A huge challenge will be to maintain ties with the Arab party which is likely to press demands of the Israeli Arabs and their Palestinian brethren. Israeli Arabs have ling complained of discrimination and targeted by right-wingers of being “terrorist” sympathizers. Moreover, between Bennet and Lapid, each one will retain a veto on policies as Lapid will hold the important foreign affairs portfolio. Hence, no movement on the Palestinian issue can be expected.
India-Israel Relations Won’t Be Affected by Bennet Replacing Bibi
India-Israel ties are unlikely to be affected by the change in government in Israel. Among various world leaders who have congratulated Bennet, PM Narendra Modi’s congratulatory message has evoked a warm response from Bennet. He said he was looking forward to working with PM Modi to further develop bilateral ties which he called "unique and warm”. India and Israel will celebrate 30 years of diplomatic ties in 2022.
PM-in-waiting and Foreign Minister Yair Lapid also added that his government will work to advance strategic relations with India. Lapid has also responded to the congratulatory message from India’s EAM S Jaishankar, inviting him to visit Israel soon.
Clearly, India-Israel ties have become autonomous of political changes in Israel and have developed a momentum that is anchored in mutual congruence of long-term interests. Netanyahu had invested considerable personal effort in bilateral ties with India and the personal chemistry with PM Modi was quite unique, particularly after PM Modi’s visit to Israel in 2017, the first ever by an Indian PM. Bilateral ties have advanced to an extent that Israel is today the second largest supplier of defence and technology products to India. During the ongoing COVID pandemic, bilateral cooperation in the medical sector has been stepped up. Israel is a leader in medical technology and was the first country to vaccinate maximum number of her population.
India’s More Balanced Approach Towards Israel-Palestine Conflict
No government in Israel or India, regardless of its political ideology, is likely to rock the boat in so far as bilateral ties with India are concerned.
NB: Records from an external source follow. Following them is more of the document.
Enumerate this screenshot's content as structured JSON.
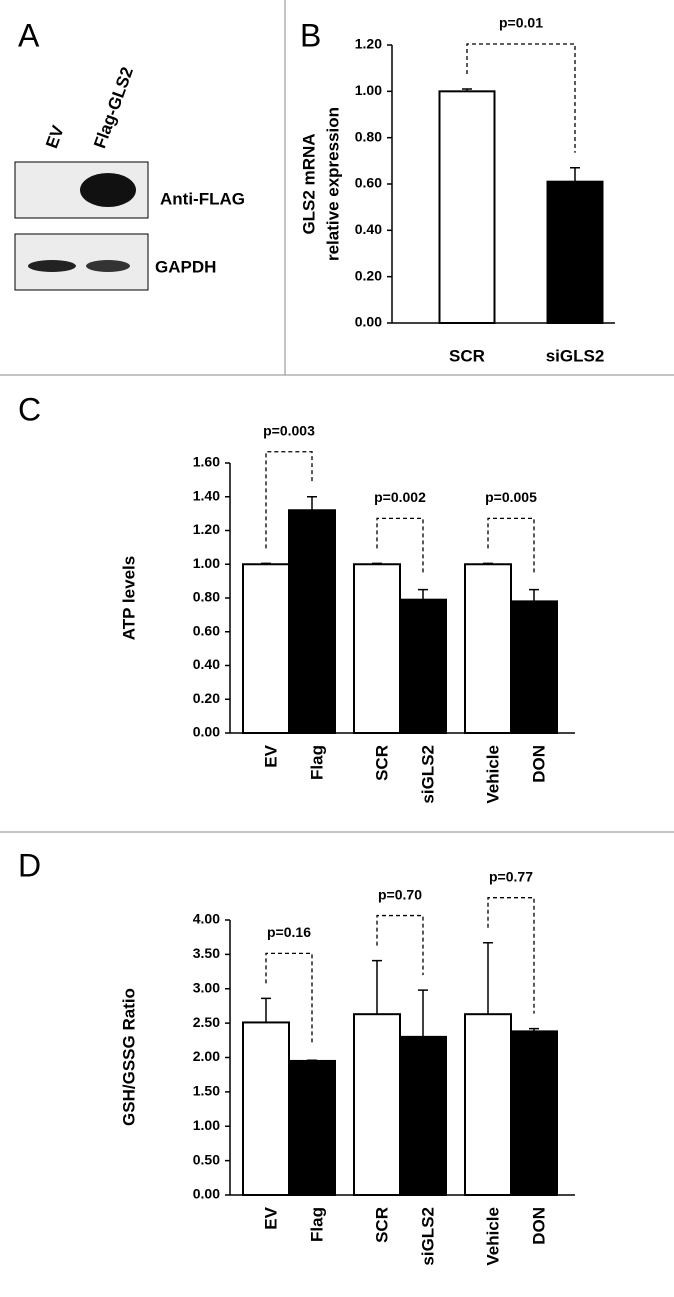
{
  "blot": {
    "panel": "A",
    "lanes": [
      "EV",
      "Flag-GLS2"
    ],
    "bands": [
      "Anti-FLAG",
      "GAPDH"
    ]
  },
  "chart_data": [
    {
      "panel": "B",
      "type": "bar",
      "y_label": [
        "GLS2 mRNA",
        "relative expression"
      ],
      "categories": [
        "SCR",
        "siGLS2"
      ],
      "values": [
        1.0,
        0.61
      ],
      "errors": [
        0.01,
        0.06
      ],
      "colors": [
        "#ffffff",
        "#000000"
      ],
      "ylim": [
        0,
        1.2
      ],
      "yticks": [
        {
          "value": 0,
          "label": "0.00"
        },
        {
          "value": 0.2,
          "label": "0.20"
        },
        {
          "value": 0.4,
          "label": "0.40"
        },
        {
          "value": 0.6,
          "label": "0.60"
        },
        {
          "value": 0.8,
          "label": "0.80"
        },
        {
          "value": 1.0,
          "label": "1.00"
        },
        {
          "value": 1.2,
          "label": "1.20"
        }
      ],
      "annotations": [
        "p=0.01"
      ]
    },
    {
      "panel": "C",
      "type": "bar",
      "y_label": [
        "ATP levels"
      ],
      "categories": [
        "EV",
        "Flag",
        "SCR",
        "siGLS2",
        "Vehicle",
        "DON"
      ],
      "values": [
        1.0,
        1.32,
        1.0,
        0.79,
        1.0,
        0.78
      ],
      "errors": [
        0.005,
        0.08,
        0.005,
        0.06,
        0.005,
        0.07
      ],
      "colors": [
        "#ffffff",
        "#000000",
        "#ffffff",
        "#000000",
        "#ffffff",
        "#000000"
      ],
      "ylim": [
        0,
        1.6
      ],
      "yticks": [
        {
          "value": 0,
          "label": "0.00"
        },
        {
          "value": 0.2,
          "label": "0.20"
        },
        {
          "value": 0.4,
          "label": "0.40"
        },
        {
          "value": 0.6,
          "label": "0.60"
        },
        {
          "value": 0.8,
          "label": "0.80"
        },
        {
          "value": 1.0,
          "label": "1.00"
        },
        {
          "value": 1.2,
          "label": "1.20"
        },
        {
          "value": 1.4,
          "label": "1.40"
        },
        {
          "value": 1.6,
          "label": "1.60"
        }
      ],
      "annotations": [
        "p=0.003",
        "p=0.002",
        "p=0.005"
      ]
    },
    {
      "panel": "D",
      "type": "bar",
      "y_label": [
        "GSH/GSSG Ratio"
      ],
      "categories": [
        "EV",
        "Flag",
        "SCR",
        "siGLS2",
        "Vehicle",
        "DON"
      ],
      "values": [
        2.51,
        1.95,
        2.63,
        2.3,
        2.63,
        2.38
      ],
      "errors": [
        0.35,
        0.01,
        0.78,
        0.68,
        1.04,
        0.04
      ],
      "colors": [
        "#ffffff",
        "#000000",
        "#ffffff",
        "#000000",
        "#ffffff",
        "#000000"
      ],
      "ylim": [
        0,
        4
      ],
      "yticks": [
        {
          "value": 0,
          "label": "0.00"
        },
        {
          "value": 0.5,
          "label": "0.50"
        },
        {
          "value": 1.0,
          "label": "1.00"
        },
        {
          "value": 1.5,
          "label": "1.50"
        },
        {
          "value": 2.0,
          "label": "2.00"
        },
        {
          "value": 2.5,
          "label": "2.50"
        },
        {
          "value": 3.0,
          "label": "3.00"
        },
        {
          "value": 3.5,
          "label": "3.50"
        },
        {
          "value": 4.0,
          "label": "4.00"
        }
      ],
      "annotations": [
        "p=0.16",
        "p=0.70",
        "p=0.77"
      ]
    }
  ]
}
PM Modi’s government’s statement in the UNSC, during the discussion on the recent 11-day conflict between Israel and the Hamas in Gaza was a balanced one.
India also abstained from voting on the resolution in the UN Human Rights Council that sought an independent enquiry into the bombing of Gaza and Israel’s violations of human rights of the Palestinians.
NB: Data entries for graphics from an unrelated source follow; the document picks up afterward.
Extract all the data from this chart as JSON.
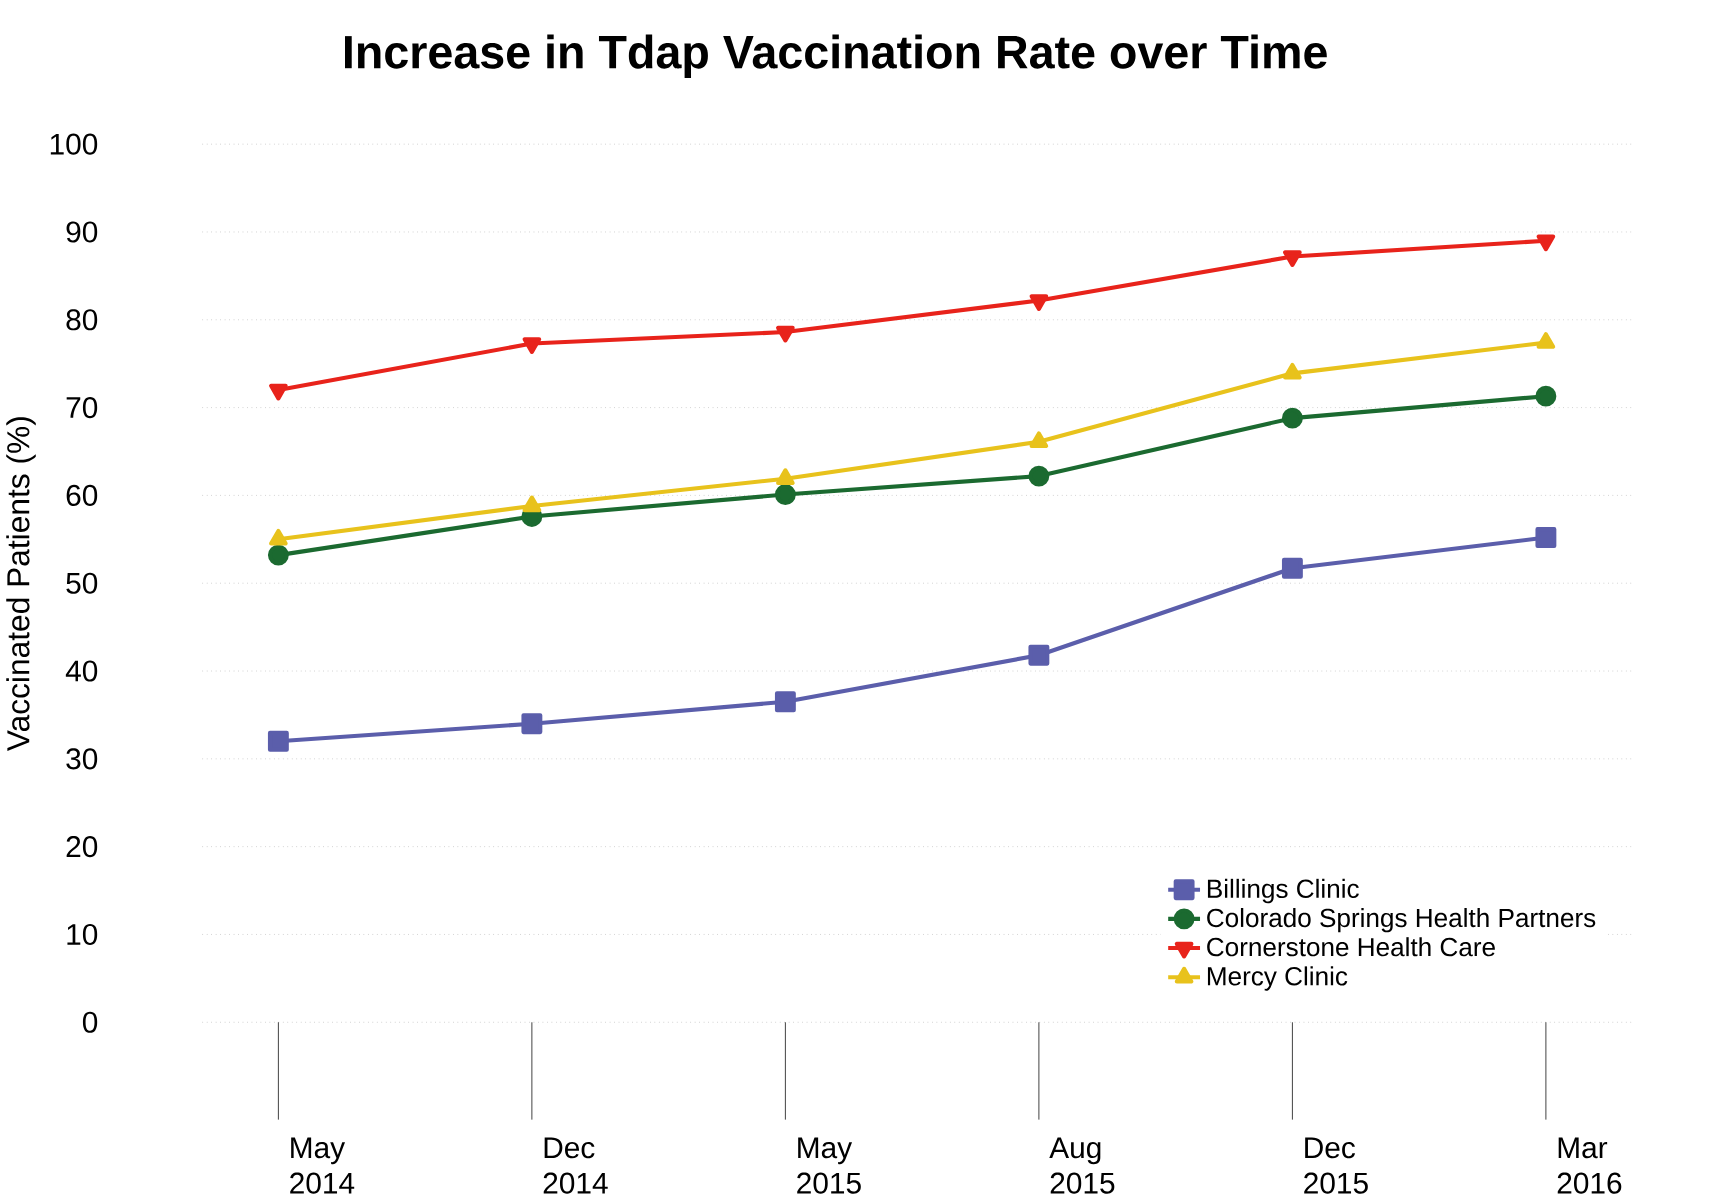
{
  "chart_data": {
    "type": "line",
    "title": "Increase in Tdap Vaccination Rate over Time",
    "ylabel": "Vaccinated Patients (%)",
    "categories": [
      "May 2014",
      "Dec 2014",
      "May 2015",
      "Aug 2015",
      "Dec 2015",
      "Mar 2016"
    ],
    "series": [
      {
        "name": "Billings Clinic",
        "color": "#5b5eab",
        "marker": "square",
        "values": [
          32,
          34,
          36.5,
          41.8,
          51.7,
          55.2
        ]
      },
      {
        "name": "Colorado Springs Health Partners",
        "color": "#1b6a30",
        "marker": "circle",
        "values": [
          53.2,
          57.6,
          60.1,
          62.2,
          68.8,
          71.3
        ]
      },
      {
        "name": "Cornerstone Health Care",
        "color": "#e8231b",
        "marker": "triangle down",
        "values": [
          72,
          77.3,
          78.6,
          82.2,
          87.2,
          89
        ]
      },
      {
        "name": "Mercy Clinic",
        "color": "#e8c21c",
        "marker": "triangle",
        "values": [
          55,
          58.8,
          61.9,
          66.1,
          73.9,
          77.4
        ]
      }
    ],
    "ylim": [
      0,
      100
    ],
    "yticks": [
      0,
      10,
      20,
      30,
      40,
      50,
      60,
      70,
      80,
      90,
      100
    ],
    "grid": "y",
    "legend": "bottom right",
    "line_style": "solid"
  }
}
As bilateral ties have strengthened, India’s position has moved from to a more balanced position in the Israel-Palestine dispute though, India has maintained her consistent support for the two-state solution that was envisaged in the UN resolution of 1947 and reiterated in the Oslo Accords in the 1990s.
Biden and Bennet to Find Their Feet Together?
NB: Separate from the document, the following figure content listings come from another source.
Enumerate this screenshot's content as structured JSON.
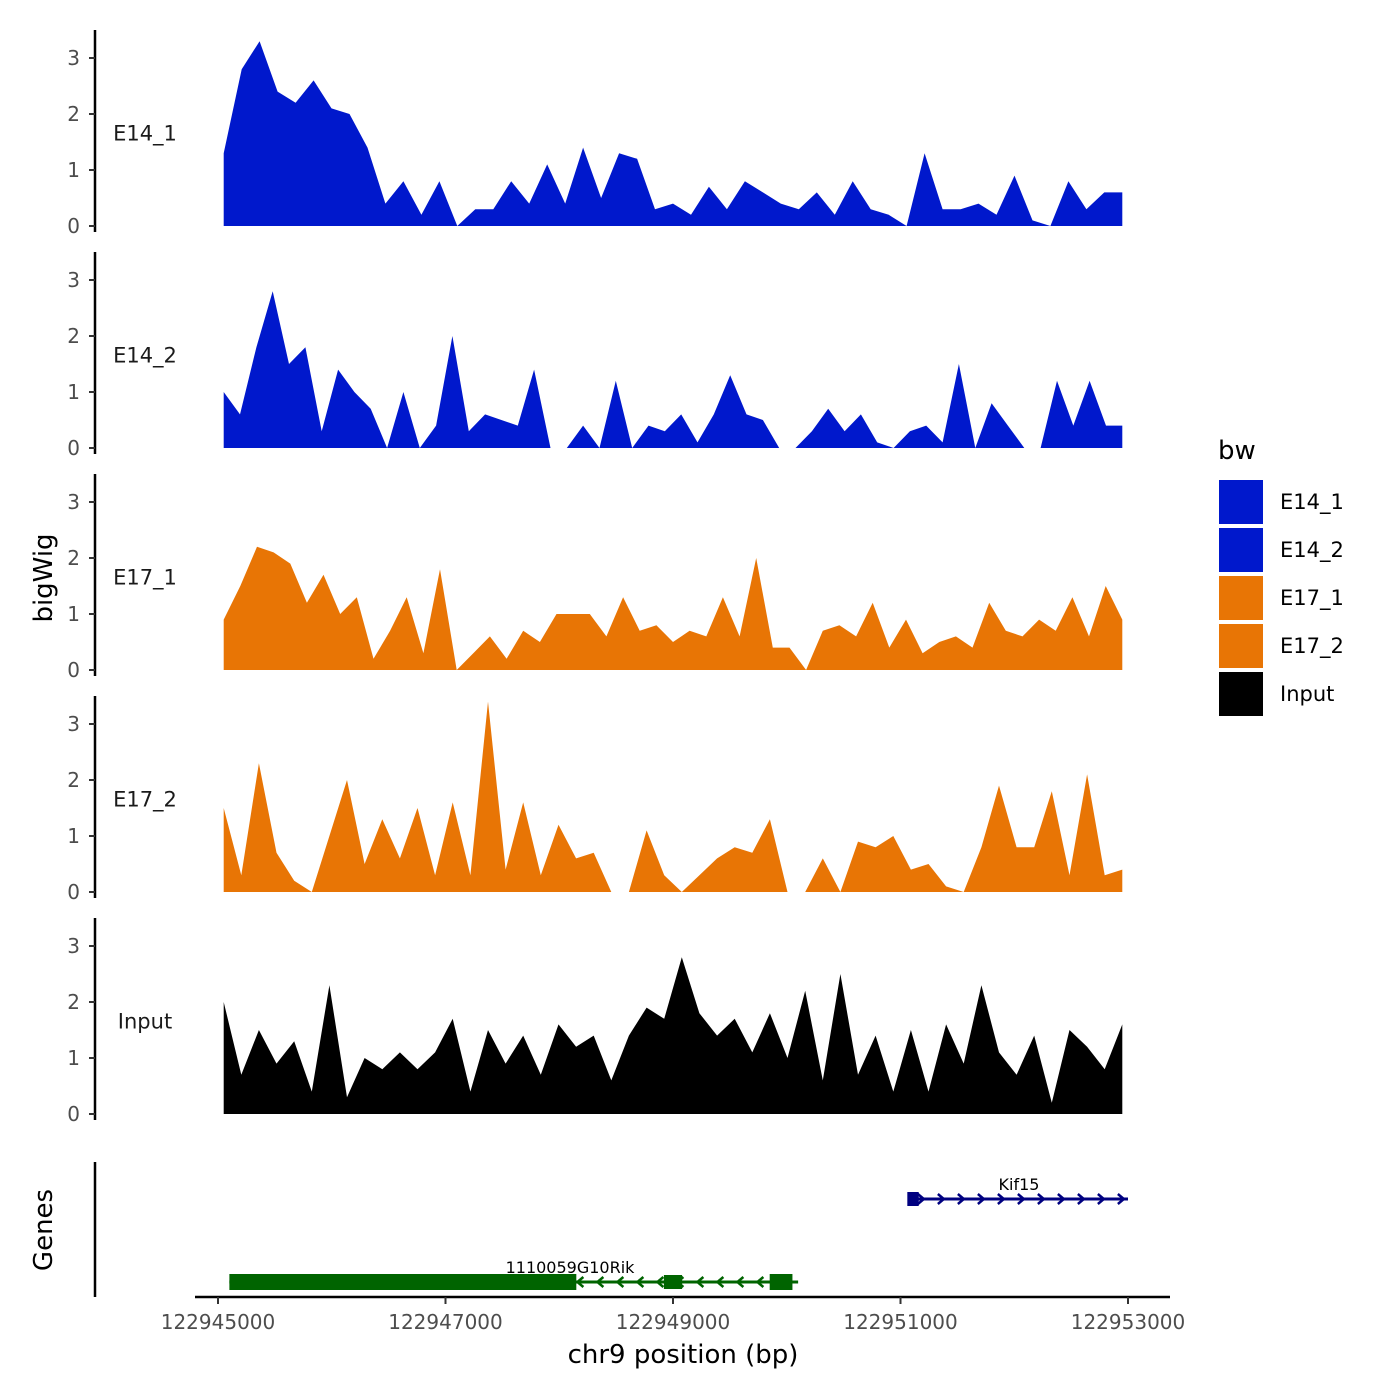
{
  "chart_data": {
    "type": "area",
    "ylabel": "bigWig",
    "xlabel": "chr9 position (bp)",
    "genes_label": "Genes",
    "xlim": [
      122945000,
      122953000
    ],
    "ylim": [
      0,
      3.5
    ],
    "x_ticks": [
      122945000,
      122947000,
      122949000,
      122951000,
      122953000
    ],
    "y_ticks": [
      0,
      1,
      2,
      3
    ],
    "legend": {
      "title": "bw",
      "position": "right",
      "entries": [
        {
          "label": "E14_1",
          "color": "#0018CC"
        },
        {
          "label": "E14_2",
          "color": "#0018CC"
        },
        {
          "label": "E17_1",
          "color": "#E87505"
        },
        {
          "label": "E17_2",
          "color": "#E87505"
        },
        {
          "label": "Input",
          "color": "#000000"
        }
      ]
    },
    "track_x_range": [
      122945050,
      122952950
    ],
    "tracks": [
      {
        "name": "E14_1",
        "color": "#0018CC",
        "values": [
          1.3,
          2.8,
          3.3,
          2.4,
          2.2,
          2.6,
          2.1,
          2.0,
          1.4,
          0.4,
          0.8,
          0.2,
          0.8,
          0.0,
          0.3,
          0.3,
          0.8,
          0.4,
          1.1,
          0.4,
          1.4,
          0.5,
          1.3,
          1.2,
          0.3,
          0.4,
          0.2,
          0.7,
          0.3,
          0.8,
          0.6,
          0.4,
          0.3,
          0.6,
          0.2,
          0.8,
          0.3,
          0.2,
          0.0,
          1.3,
          0.3,
          0.3,
          0.4,
          0.2,
          0.9,
          0.1,
          0.0,
          0.8,
          0.3,
          0.6,
          0.6
        ]
      },
      {
        "name": "E14_2",
        "color": "#0018CC",
        "values": [
          1.0,
          0.6,
          1.8,
          2.8,
          1.5,
          1.8,
          0.3,
          1.4,
          1.0,
          0.7,
          0.0,
          1.0,
          0.0,
          0.4,
          2.0,
          0.3,
          0.6,
          0.5,
          0.4,
          1.4,
          0.0,
          0.0,
          0.4,
          0.0,
          1.2,
          0.0,
          0.4,
          0.3,
          0.6,
          0.1,
          0.6,
          1.3,
          0.6,
          0.5,
          0.0,
          0.0,
          0.3,
          0.7,
          0.3,
          0.6,
          0.1,
          0.0,
          0.3,
          0.4,
          0.1,
          1.5,
          0.0,
          0.8,
          0.4,
          0.0,
          0.0,
          1.2,
          0.4,
          1.2,
          0.4,
          0.4
        ]
      },
      {
        "name": "E17_1",
        "color": "#E87505",
        "values": [
          0.9,
          1.5,
          2.2,
          2.1,
          1.9,
          1.2,
          1.7,
          1.0,
          1.3,
          0.2,
          0.7,
          1.3,
          0.3,
          1.8,
          0.0,
          0.3,
          0.6,
          0.2,
          0.7,
          0.5,
          1.0,
          1.0,
          1.0,
          0.6,
          1.3,
          0.7,
          0.8,
          0.5,
          0.7,
          0.6,
          1.3,
          0.6,
          2.0,
          0.4,
          0.4,
          0.0,
          0.7,
          0.8,
          0.6,
          1.2,
          0.4,
          0.9,
          0.3,
          0.5,
          0.6,
          0.4,
          1.2,
          0.7,
          0.6,
          0.9,
          0.7,
          1.3,
          0.6,
          1.5,
          0.9
        ]
      },
      {
        "name": "E17_2",
        "color": "#E87505",
        "values": [
          1.5,
          0.3,
          2.3,
          0.7,
          0.2,
          0.0,
          1.0,
          2.0,
          0.5,
          1.3,
          0.6,
          1.5,
          0.3,
          1.6,
          0.3,
          3.4,
          0.4,
          1.6,
          0.3,
          1.2,
          0.6,
          0.7,
          0.0,
          0.0,
          1.1,
          0.3,
          0.0,
          0.3,
          0.6,
          0.8,
          0.7,
          1.3,
          0.0,
          0.0,
          0.6,
          0.0,
          0.9,
          0.8,
          1.0,
          0.4,
          0.5,
          0.1,
          0.0,
          0.8,
          1.9,
          0.8,
          0.8,
          1.8,
          0.3,
          2.1,
          0.3,
          0.4
        ]
      },
      {
        "name": "Input",
        "color": "#000000",
        "values": [
          2.0,
          0.7,
          1.5,
          0.9,
          1.3,
          0.4,
          2.3,
          0.3,
          1.0,
          0.8,
          1.1,
          0.8,
          1.1,
          1.7,
          0.4,
          1.5,
          0.9,
          1.4,
          0.7,
          1.6,
          1.2,
          1.4,
          0.6,
          1.4,
          1.9,
          1.7,
          2.8,
          1.8,
          1.4,
          1.7,
          1.1,
          1.8,
          1.0,
          2.2,
          0.6,
          2.5,
          0.7,
          1.4,
          0.4,
          1.5,
          0.4,
          1.6,
          0.9,
          2.3,
          1.1,
          0.7,
          1.4,
          0.2,
          1.5,
          1.2,
          0.8,
          1.6
        ]
      }
    ],
    "genes": [
      {
        "name": "Kif15",
        "start": 122951100,
        "end": 122953000,
        "strand": "+",
        "color": "#000080"
      },
      {
        "name": "1110059G10Rik",
        "start": 122945100,
        "end": 122950100,
        "strand": "-",
        "color": "#006400"
      }
    ]
  }
}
The change in government is Israel comes at a time when the Biden Administration in the USA is finding its feet. Netanyahu had a difficult relationship with President Obama when Biden was Vice-President. Changes in US policy like reopening the Consulate in East Jerusalem which mainly liaises with the Palestinians and grant of funds for reconstruction in Gaza, after the 11-day conflict, already shows the beginning of a more nuanced approach by the Biden Administration.
Biden has been a strong supporter of Israel, like all American Presidents. Israel cannot cross a red line with the USA. Biden may also prefer a period of quiet and inaction from the new government which might suit both sides. After the overwhelming support of the former Trump Administration, Israel will find the Biden Administration somewhat less accommodating though, it is unlikely to reverse any decision like the shifting of the US Embassy to West Jerusalem.
(The author is a former Secretary in MEA and Ambassador; a founder Director of DeepStrat, a think tank, he has served as DCM in Israel and is currently, a Visiting Fellow at ORF, Delhi. This is an opinion piece, and the views expressed are the author’s own. The Quint neither endorses nor is responsible for them.)